Some sewage pumps around Lake Mitchell are more than twice as old as they should be.
The Lake Mitchell sewer system was built in the late 1970s. Some of the pumps that keep raw sewage moving in the right direction — away from the lake and into pipes that go to Cadillac’s wastewater treatment plant — are as old as the system itself.
For comparison, the city of Cadillac’s pumps are newer; the oldest pump in Cadillac is about 15 years old, a little under the expected lifespan of most sewage pumps.
All but a few have got to be replaced, the engineers hired by the Lake Mitchell Sewer Authority say.
Without replacing the pumps, residents who live around Lake Mitchell will continue to get notices of sewage spills.
The Lake Mitchell Sewer Authority has disclosed three sewage discharges in 2019, according to the Michigan Department of Environment, Great Lakes and Energy’s MiWaters website. Spills are not a commonplace occurrence for sewer systems; neither Cadillac nor Haring Township have reported any sewage spills in 2019 and Cadillac’s Director of Utilities, Jeff Dietlin, told the Cadillac News the city hasn’t had any sewage spills in recent memory.
What’s different for Lake Mitchell? The system’s age.
“It would be directly related to the age of the system,‘ said Brian Sousa, an engineer for Wade Trim, the firm with which the LMSA works.
To pay for the replacement of 212 sewage pumps and lift stations, LMSA is asking the USDA’s Rural Utility Service Water and Environmental Programs for funding. Unlike some other area infrastructure projects, which have been able to get grant and loan funding, LMSA is likely to receive only loan funding.
That’s because people in the three townships that are part of the system make too much money.

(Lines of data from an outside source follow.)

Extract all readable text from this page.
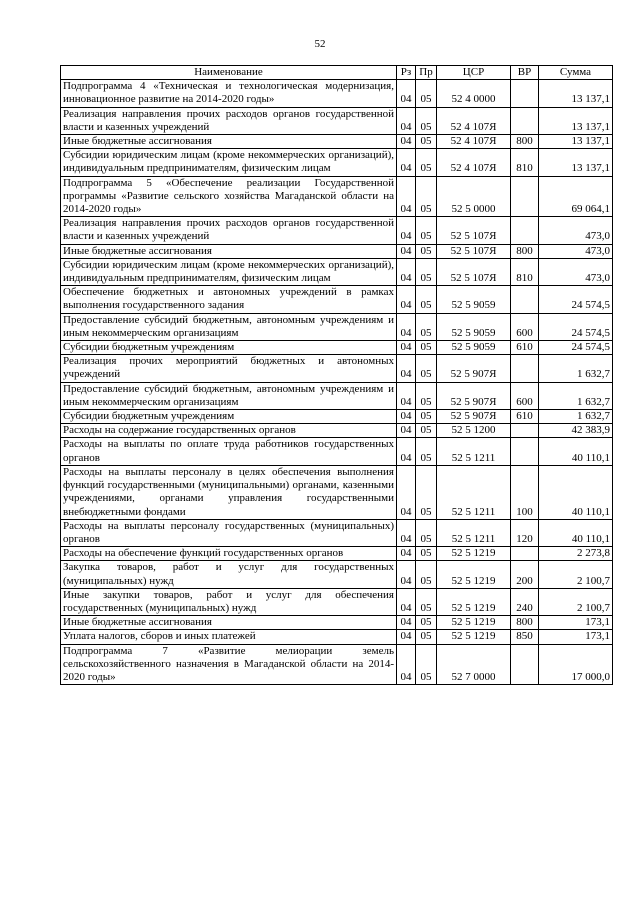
52
Наименование	Рз	Пр	ЦСР	ВР	Сумма
Подпрограмма 4 «Техническая и технологическая модернизация, инновационное развитие на 2014-2020 годы»	04	05	52 4 0000		13 137,1
Реализация направления прочих расходов органов государственной власти и казенных учреждений	04	05	52 4 107Я		13 137,1
Иные бюджетные ассигнования	04	05	52 4 107Я	800	13 137,1
Субсидии юридическим лицам (кроме некоммерческих организаций), индивидуальным предпринимателям, физическим лицам	04	05	52 4 107Я	810	13 137,1
Подпрограмма 5 «Обеспечение реализации Государственной программы «Развитие сельского хозяйства Магаданской области на 2014-2020 годы»	04	05	52 5 0000		69 064,1
Реализация направления прочих расходов органов государственной власти и казенных учреждений	04	05	52 5 107Я		473,0
Иные бюджетные ассигнования	04	05	52 5 107Я	800	473,0
Субсидии юридическим лицам (кроме некоммерческих организаций), индивидуальным предпринимателям, физическим лицам	04	05	52 5 107Я	810	473,0
Обеспечение бюджетных и автономных учреждений в рамках выполнения государственного задания	04	05	52 5 9059		24 574,5
Предоставление субсидий бюджетным, автономным учреждениям и иным некоммерческим организациям	04	05	52 5 9059	600	24 574,5
Субсидии бюджетным учреждениям	04	05	52 5 9059	610	24 574,5
Реализация прочих мероприятий бюджетных и автономных учреждений	04	05	52 5 907Я		1 632,7
Предоставление субсидий бюджетным, автономным учреждениям и иным некоммерческим организациям	04	05	52 5 907Я	600	1 632,7
Субсидии бюджетным учреждениям	04	05	52 5 907Я	610	1 632,7
Расходы на содержание государственных органов	04	05	52 5 1200		42 383,9
Расходы на выплаты по оплате труда работников государственных органов	04	05	52 5 1211		40 110,1
Расходы на выплаты персоналу в целях обеспечения выполнения функций государственными (муниципальными) органами, казенными учреждениями, органами управления государственными внебюджетными фондами	04	05	52 5 1211	100	40 110,1
Расходы на выплаты персоналу государственных (муниципальных) органов	04	05	52 5 1211	120	40 110,1
Расходы на обеспечение функций государственных органов	04	05	52 5 1219		2 273,8
Закупка товаров, работ и услуг для государственных (муниципальных) нужд	04	05	52 5 1219	200	2 100,7
Иные закупки товаров, работ и услуг для обеспечения государственных (муниципальных) нужд	04	05	52 5 1219	240	2 100,7
Иные бюджетные ассигнования	04	05	52 5 1219	800	173,1
Уплата налогов, сборов и иных платежей	04	05	52 5 1219	850	173,1
Подпрограмма 7 «Развитие мелиорации земель сельскохозяйственного назначения в Магаданской области на 2014-2020 годы»	04	05	52 7 0000		17 000,0
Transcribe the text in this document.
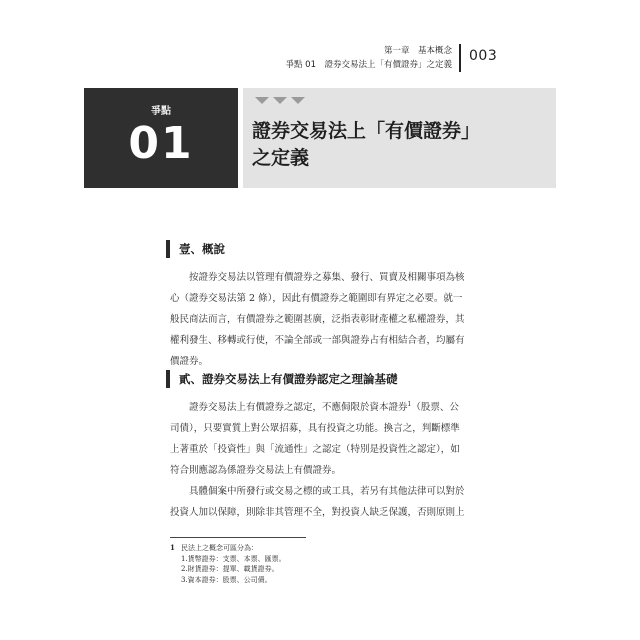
第一章　基本概念
爭點 01　證券交易法上「有價證券」之定義
003
爭點
01	證券交易法上「有價證券」
之定義
壹、概說
按證券交易法以管理有價證券之募集、發行、買賣及相關事項為核
心（證券交易法第 2 條），因此有價證券之範圍即有界定之必要。就一
般民商法而言，有價證券之範圍甚廣，泛指表彰財產權之私權證券，其
權利發生、移轉或行使，不論全部或一部與證券占有相結合者，均屬有
價證券。
貳、證券交易法上有價證券認定之理論基礎
證券交易法上有價證券之認定，不應侷限於資本證券$^1$（股票、公
司債），只要實質上對公眾招募，具有投資之功能。換言之，判斷標準
上著重於「投資性」與「流通性」之認定（特別是投資性之認定），如
符合則應認為係證券交易法上有價證券。
具體個案中所發行或交易之標的或工具，若另有其他法律可以對於
投資人加以保障，則除非其管理不全，對投資人缺乏保護，否則原則上
1 民法上之概念可區分為：
1.貨幣證券：支票、本票、匯票。
2.財貨證券：提單、載貨證券。
3.資本證券：股票、公司債。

And it could be worse.
The USDA uses data about peoples’ incomes to calculate interest rates for loan repayment.
Residents who use the Lake Mitchell Sewer Authority system live in three townships; Cherry Grove, Selma and Clam Lake. Only some of those townships’ residents, the ones who live around Lake Mitchell, are users of the system but waterfront property owners typically have higher incomes than people who live farther from lakes. Lower incomes in the townships may help property owners in the Lake Mitchell Sewer Authority because the lower median income could secure a lower-interest loan from the USDA.
A lower-interest loan from the USDA should mean a smaller rate increase for sewage services in the LMSA area.
But it’s too soon to know what the rate increases will be because the USDA hasn’t approved funding yet.
In fact, the LMSA is still more than a month out from even sending in its application.
One of the final steps is a public hearing. The date for that hasn’t been set, but project manager Sheila Hill said it would be in December or January. Sousa anticipated that the final application could be submitted around Jan. 15 and that the USDA’s response would take another month or two.
In addition to the 212 new pumps, the $9 million project would also purchase generators that would keep the pumps online during power outages.
A brownout or power outage was a possible cause of one sewage spill in July 2019. Grease or wipes flushed down the system are other possible causes of the spill. When grease or “flushable‘ (they’re not) wipes go down the toilet, they can mess up the system because the pumps aren’t designed to handle them. To keep the system online and the sewage out of peoples’ yards, homes, and the lake, the sewer authority has been regularly issuing warnings about all the things that shouldn’t get flushed, from diapers to dental floss.